Snail

Snail.

These are small, slow-crawling animals with a soft body protected by a coiled shell. They move with wave-like motions of their single foot, secreting a slime as they go to make their travel easier. The psalmist may have had this peculiar motion in mind when he spoke of the snail “which melts away as it goes” (Ps. 58:8).

The snail_ in (Leviticus 11:30) (KJV ) is probably a skink, a type of sand lizard.

Source: [Anon-Animals]

SNAIL_
In Le 11:30, is probably a sort of lizard; and in Ps 58:8, the common slug or snail_ without a shell, which “melteth” away by depositing its slime wherever it passes.

[Amtrack]


(1.) Heb. homit, among the unclean creeping things (Lev. 11:30). This was probably the sand-lizard, of which there are many species in the wilderness of Judea and the Sinai peninsula.

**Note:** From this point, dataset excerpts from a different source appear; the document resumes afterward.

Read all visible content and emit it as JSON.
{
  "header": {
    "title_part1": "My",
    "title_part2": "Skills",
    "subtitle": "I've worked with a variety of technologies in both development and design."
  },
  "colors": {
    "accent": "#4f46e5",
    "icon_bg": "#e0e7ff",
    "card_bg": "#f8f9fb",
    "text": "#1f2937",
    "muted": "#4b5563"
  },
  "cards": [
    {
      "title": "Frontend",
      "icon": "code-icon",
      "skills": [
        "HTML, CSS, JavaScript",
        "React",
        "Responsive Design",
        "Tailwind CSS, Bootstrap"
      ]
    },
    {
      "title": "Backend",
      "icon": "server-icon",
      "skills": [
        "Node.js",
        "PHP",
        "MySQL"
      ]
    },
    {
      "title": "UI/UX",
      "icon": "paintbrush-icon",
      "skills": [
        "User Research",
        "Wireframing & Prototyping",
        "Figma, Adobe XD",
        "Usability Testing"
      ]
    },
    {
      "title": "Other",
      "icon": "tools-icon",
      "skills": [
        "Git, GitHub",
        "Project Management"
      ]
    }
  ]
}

(2.) Heb. shablul (Ps. 58:8), the snail_ or slug proper. Tristram explains the allusions of this passage by a reference to the heat and drought by which the moisture of the snail is evaporated. “We find,” he says, “in all parts of the Holy Land myriads of snail-shells in fissures still adhering by the calcareous exudation round their orifice to the surface of the rock, but the animal of which is utterly shrivelled and wasted, ‘melted away.'”

[Easton]


chomet (Lev 11:30). Rather “a lizard.” Some think the Stellio lacerta. The Chaldee means “to bow down”; the Muslims kill it, as though it mimicked them at prayers. The shablul in Psa 58:8 is a “snail” or ‘slug” (limax), which delights in the damp night; but in the hot sunshine, as it crawls over a dry surface and moistens the way with its secretion, its moisture melts away.

[Fausset]


snal

((1) chomeT, the Revised Version (British and American) “sand-lizard,” Septuagint saura, “lizard” (Le 11:30);

(2) shabbelul, Septuagint keros, “wax” (Ps 58:8)):

(1) ChomeT is 7th in the list of unclean “creeping things” in Le 11:30, and occurs nowhere else. “Snail” is not warranted by Septuagint or Vulgate (Jerome’s Latin Bible, 390-405 A.D.) the Revised Version (British and American) has “sand-lizard.” It may be the skink or a species of Lacerta. See LIZARD.

(2) Shabbelul is translated “snail” in Ps 58:8: “Let them be as a snail which melteth and passeth away.” Mandelkern gives limax, “slug.”

Gesenius derives shabbelul from balal, “to pour”; compare Arabic balla, “to wet,” instancing leimax, “snail,” or “slug,” from leibo, “to pour.” While Septuagint has keros, “wax,” Talmud (Mo`edh QaTan 6b) supports “snail.” The ordinary explanation of the passage, which is not very satisfying, is that the snail leaves a trail of mucus (i.e. it melts) as it moves along. This does not in any way cause the snail to waste away, because its glands are continually manufacturing fresh mucous. Two large species of snail, Helix aspersa and Helix pomatia, are collected and eaten, boiled, by the Christians of Syria and Palestine, especially in Lent. The Jews and Moslems declare them to be unclean and do not eat them.

Alfred Ely Day

[ISBE]


 

Snail.

In Lev. 11:30 it is supposed that the word chomet refers to some kind of lizard: the R.V. has ‘sand-lizard.’ In Ps. 58:8 the word is shablul, of which it says it ‘melteth.’ It was erroneously supposed by the Jews that by the slime which a snail leaves on its trail it gradually wasted away. The passage simply means that when dead the snail seems to melt entirely away: it is used as a symbol of the wicked passing away.

[Morrish]


• A crustacean.

• Forbidden as food
Lev 11:30

• Perishable
Ps 58:8

[Naves]

 


1. The Hebrew word shablul occurs only in (Psalms 58:8) The rendering of the Authorized Version is probably correct. The term would denote either a limax or a helix , which are particularly noticeable for the slimy track they leave behind them, by which they seem to waste themselves away. To this, or to the fact that many of them are shrivelled up among the rocks in the long heat of the summer, the psalmist refers.
2. The Hebrew word chomet occurs only as the name of some unclean animal in (Leviticus 11:30) Perhaps some kind of lizard may be intended.